🤖 AI Summary
To address inaccurate alignments and severe peak bias in end-to-end ASR—particularly with CTC-based methods—this paper introduces one-dimensional optimal transport (OT) theory into seq2seq speech-text alignment for the first time. We propose a differentiable Sequence Optimal Transport Distance (SOTD) modeling framework and a novel OT-based Temporal Consistency (OTTC) loss function, enabling joint optimization of alignment learning and ASR modeling. Unlike conventional alignment approaches, our method is fully differentiable and yields sharp temporal boundaries. Experiments on TIMIT, AMI, and LibriSpeech demonstrate significant improvements in alignment accuracy. While word error rate (WER) is slightly higher than CTC’s, the method excels in tasks demanding high-precision temporal alignment—e.g., clinical speech analysis and second-language acquisition—where fine-grained phoneme- or subword-level synchronization is critical. This work establishes a new paradigm for speech-text fine-grained alignment in ASR.
📝 Abstract
Accurate sequence-to-sequence (seq2seq) alignment is critical for applications like medical speech analysis and language learning tools relying on automatic speech recognition (ASR). State-of-the-art end-to-end (E2E) ASR systems, such as the Connectionist Temporal Classification (CTC) and transducer-based models, suffer from peaky behavior and alignment inaccuracies. In this paper, we propose a novel differentiable alignment framework based on one-dimensional optimal transport, enabling the model to learn a single alignment and perform ASR in an E2E manner. We introduce a pseudo-metric, called Sequence Optimal Transport Distance (SOTD), over the sequence space and discuss its theoretical properties.

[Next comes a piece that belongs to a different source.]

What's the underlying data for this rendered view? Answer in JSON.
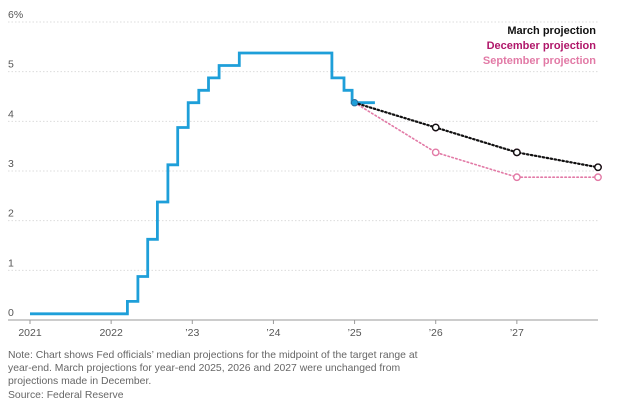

Based on the SOTD, we propose Optimal Temporal Transport Classification (OTTC) loss for ASR and contrast its behavior with CTC. Experimental results on the TIMIT, AMI, and LibriSpeech datasets show that our method considerably improves alignment performance, though with a trade-off in ASR performance when compared to CTC. We believe this work opens new avenues for seq2seq alignment research, providing a solid foundation for further exploration and development within the community.